Seriously? Deliberately land a plane on the summit of one of England’s tallest mountains?
Yep, it happened – no less than 90 years ago this week.
On 22 December 1926 John F. Leeming, the then chairman of the Lancashire Aero Club, and the Avro test pilot Bert Hinkler put down a humble Avro Gosport biplane on the summit of Helvellyn in the Lake District.
They landed on the wide, rocky summit, jumped out and asked an unsurprisingly startled fellwalker – an E.R. Dodds, a Professor of Greek at Birmingham University – to sign a hastily-scribbled statement to confirm what he’d just seen.
They then took off over Striding Edge and headed back to their starting point, Woodford in Cheshire.
There’s a stone tablet on Helvellyn that notes this remarkable bit of Lake District and British aviation history.
The very idea of landing a plane on top of a mountain seems remarkable nine decades on, still less the fact that it happened – perhaps that is reflective of the fact that ours is a very different age.
Not that there was a unanimously positive reaction to the event at the time, despite newspapers countrywide delightedly reporting the landing with typical tabloid gusto. An editorial piece in one Scottish newspaper, the Dundee Courier, was highly critical.
If I’m perfectly honest I sympathise with that view. Even though I write about aviation, I can’t say I’m sold on the idea of landing an aircraft in an otherwise unspoilt, natural and peaceful place like a mountain summit.
Equally, though, I can understand the impulses behind why it was done – to prove the potential of aviation, which after all back in 1926 was still very much a novel form of transport.
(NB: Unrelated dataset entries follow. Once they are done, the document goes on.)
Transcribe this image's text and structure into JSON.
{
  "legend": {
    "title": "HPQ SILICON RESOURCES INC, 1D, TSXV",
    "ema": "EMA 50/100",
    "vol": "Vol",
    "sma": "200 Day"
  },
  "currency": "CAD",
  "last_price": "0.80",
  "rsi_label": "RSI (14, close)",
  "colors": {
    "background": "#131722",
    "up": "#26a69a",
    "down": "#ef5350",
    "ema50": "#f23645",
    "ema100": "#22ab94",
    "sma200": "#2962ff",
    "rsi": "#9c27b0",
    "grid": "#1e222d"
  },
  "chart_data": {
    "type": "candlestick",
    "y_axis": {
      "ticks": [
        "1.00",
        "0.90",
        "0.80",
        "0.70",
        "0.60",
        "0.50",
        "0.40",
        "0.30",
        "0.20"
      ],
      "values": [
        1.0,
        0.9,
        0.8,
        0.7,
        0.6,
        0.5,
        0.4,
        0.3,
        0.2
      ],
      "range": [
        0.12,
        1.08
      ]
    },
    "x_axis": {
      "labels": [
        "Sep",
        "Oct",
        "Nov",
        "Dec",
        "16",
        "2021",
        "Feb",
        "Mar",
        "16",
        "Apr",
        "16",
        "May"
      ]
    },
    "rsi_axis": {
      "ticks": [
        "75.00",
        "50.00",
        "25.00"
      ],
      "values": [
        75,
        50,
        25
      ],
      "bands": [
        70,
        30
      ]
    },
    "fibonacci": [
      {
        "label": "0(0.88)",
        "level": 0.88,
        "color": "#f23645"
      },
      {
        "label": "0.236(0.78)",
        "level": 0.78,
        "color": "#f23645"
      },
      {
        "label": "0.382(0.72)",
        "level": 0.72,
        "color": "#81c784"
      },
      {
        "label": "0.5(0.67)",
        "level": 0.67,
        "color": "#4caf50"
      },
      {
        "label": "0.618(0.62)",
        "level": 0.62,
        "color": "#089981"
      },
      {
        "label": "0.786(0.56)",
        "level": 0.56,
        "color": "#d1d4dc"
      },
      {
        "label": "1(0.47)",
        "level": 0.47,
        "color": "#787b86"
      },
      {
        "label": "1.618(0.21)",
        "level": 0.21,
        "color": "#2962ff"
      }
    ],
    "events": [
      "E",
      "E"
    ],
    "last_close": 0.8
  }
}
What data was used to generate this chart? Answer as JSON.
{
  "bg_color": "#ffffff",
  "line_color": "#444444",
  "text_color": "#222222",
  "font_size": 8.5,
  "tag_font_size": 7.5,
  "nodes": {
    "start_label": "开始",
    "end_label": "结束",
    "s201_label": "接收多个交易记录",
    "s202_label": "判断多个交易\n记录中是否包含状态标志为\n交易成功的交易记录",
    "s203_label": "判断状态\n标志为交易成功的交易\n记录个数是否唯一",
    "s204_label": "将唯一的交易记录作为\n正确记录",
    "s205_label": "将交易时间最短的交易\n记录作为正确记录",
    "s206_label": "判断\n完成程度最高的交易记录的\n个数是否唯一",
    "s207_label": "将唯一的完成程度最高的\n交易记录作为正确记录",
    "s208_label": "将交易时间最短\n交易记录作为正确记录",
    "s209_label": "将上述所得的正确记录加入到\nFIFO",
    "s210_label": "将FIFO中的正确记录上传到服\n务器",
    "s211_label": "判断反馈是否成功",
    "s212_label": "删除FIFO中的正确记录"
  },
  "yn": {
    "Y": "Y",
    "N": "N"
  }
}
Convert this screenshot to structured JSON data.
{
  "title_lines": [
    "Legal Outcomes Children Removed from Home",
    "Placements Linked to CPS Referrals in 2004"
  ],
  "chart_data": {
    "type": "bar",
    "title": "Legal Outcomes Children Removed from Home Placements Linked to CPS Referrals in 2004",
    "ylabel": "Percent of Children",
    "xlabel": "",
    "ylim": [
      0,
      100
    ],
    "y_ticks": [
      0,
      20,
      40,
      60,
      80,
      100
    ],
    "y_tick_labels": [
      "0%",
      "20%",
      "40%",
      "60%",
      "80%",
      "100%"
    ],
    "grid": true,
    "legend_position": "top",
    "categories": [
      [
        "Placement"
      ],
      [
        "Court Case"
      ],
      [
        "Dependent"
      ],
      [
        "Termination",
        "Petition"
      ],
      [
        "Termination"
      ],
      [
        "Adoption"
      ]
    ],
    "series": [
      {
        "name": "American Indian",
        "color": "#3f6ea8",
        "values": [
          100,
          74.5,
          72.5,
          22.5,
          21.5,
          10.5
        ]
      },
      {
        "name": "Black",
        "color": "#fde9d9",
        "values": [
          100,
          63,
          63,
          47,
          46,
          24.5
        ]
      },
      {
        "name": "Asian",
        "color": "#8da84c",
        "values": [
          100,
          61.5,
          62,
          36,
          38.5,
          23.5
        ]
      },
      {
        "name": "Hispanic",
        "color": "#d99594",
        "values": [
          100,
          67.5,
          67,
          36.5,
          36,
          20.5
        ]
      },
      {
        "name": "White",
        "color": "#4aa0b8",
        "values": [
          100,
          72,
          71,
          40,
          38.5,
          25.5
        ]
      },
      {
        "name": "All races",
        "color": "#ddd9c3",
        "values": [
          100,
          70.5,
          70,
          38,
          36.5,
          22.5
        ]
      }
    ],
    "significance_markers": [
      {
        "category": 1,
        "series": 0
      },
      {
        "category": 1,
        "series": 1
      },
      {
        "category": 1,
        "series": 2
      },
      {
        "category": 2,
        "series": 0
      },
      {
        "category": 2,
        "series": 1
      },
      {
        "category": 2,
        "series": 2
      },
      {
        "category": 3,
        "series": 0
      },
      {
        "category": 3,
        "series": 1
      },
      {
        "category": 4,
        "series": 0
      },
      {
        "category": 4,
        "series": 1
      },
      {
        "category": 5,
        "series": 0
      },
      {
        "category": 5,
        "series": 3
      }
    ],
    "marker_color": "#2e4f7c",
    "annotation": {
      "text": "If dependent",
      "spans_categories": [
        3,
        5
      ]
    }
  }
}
And if nothing else, it’s simply a good tale. I was pleased to research and write about it for a recent issue of Aeroplane magazine.
The story has the qualities of an old-fashioned ripping yarn – there’s a dash of bravery, a lot of skill, a bit of luck and our characters battling against obstacles (in their case appalling weather and technical problems) to fulfil their quest.
I suppose those qualities still endure all these years on, even if the event happened so long ago and is extremely unlikely to ever be repeated.